Mathematical Immaturity

2.4 Exercises

Do the same as above in each of Exercises 16 through 23 if a transformation $T: V_3 \rightarrow V_3$ is defined by the formula given for $T(x, y, z)$, where $(x, y, z)$ is an arbitrary point of $V_3$.

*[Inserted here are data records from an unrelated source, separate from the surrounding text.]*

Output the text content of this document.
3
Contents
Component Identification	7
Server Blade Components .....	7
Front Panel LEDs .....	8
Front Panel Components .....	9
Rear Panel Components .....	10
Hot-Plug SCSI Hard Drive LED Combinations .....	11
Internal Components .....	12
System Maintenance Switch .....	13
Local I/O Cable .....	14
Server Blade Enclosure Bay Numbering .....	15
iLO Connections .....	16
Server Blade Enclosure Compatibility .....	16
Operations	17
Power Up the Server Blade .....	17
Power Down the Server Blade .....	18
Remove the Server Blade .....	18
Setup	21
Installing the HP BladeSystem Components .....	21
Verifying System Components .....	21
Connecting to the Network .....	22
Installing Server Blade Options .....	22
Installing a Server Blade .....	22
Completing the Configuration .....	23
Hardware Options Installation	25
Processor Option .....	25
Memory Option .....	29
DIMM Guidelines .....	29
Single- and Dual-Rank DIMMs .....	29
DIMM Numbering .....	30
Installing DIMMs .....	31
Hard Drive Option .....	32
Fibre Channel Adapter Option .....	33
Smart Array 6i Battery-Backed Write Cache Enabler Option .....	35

23. $\quad$ $T(x, y, z) = (x + z, 0, x + y).$

Solution. $\quad$ Recall from Section 2.1 that if $V$ and $W$ are linear spaces, then a function $T: V \to W$ is called a linear transformation from $V$ into $W$ if it has the following two properties:

$\quad$ (a) $\quad T(x + y) = T(x) + T(y) \quad$ for all $x$ and $y$ in $V,$
$\quad$ (b) $\quad T(cx) = cT(x) \quad$ for all $x$ in $V$ and all scalars $c.$

$\quad$ Let $X = (x_1, x_2, x_3)$ and $Y = (y_1, y_2, y_3)$ be elements of $V_3.$ Then, if addition and scalar multiplication of elements is defined in the usual way, we have: \begin{align*} T(X + Y) &= T(x_1 + y_1, x_2 + y_2, x_3 + y_3) \\ &= (x_1 + y_1 + x_3 + y_3, 0, x_1 + y_1 + x_2 + y_2) \\ &= (x_1 + x_3, 0, x_1 + x_2) + (y_1 + y_3, 0, y_1 + y_2) \\ &= T(X) + T(Y) \\ \\ T(cX) &= T(cx_1, cx_2, cx_3) \\ &= (cx_1 + cx_3, 0, cx_1 + cx_2) \\ &= cT(X) \end{align*} Thus, $T$ is a linear transformation. The null space of $T$ is the set of elements $(x, y, z)$ in $V_3$ such that $x = -y$ and $x = -z.$ In other words, $N(T)$ is spanned by $\{(1, -1, -1)\},$ giving $T$ nullity $1.$ The range of $T$ is the set of elements $(x, y, z)$ in $V_3$ where $y = 0,$ meaning that $T(V)$ is spanned by $\{(1, 0, 0), (0, 0, 1)\},$ giving $T$ rank $2. \quad \blacksquare$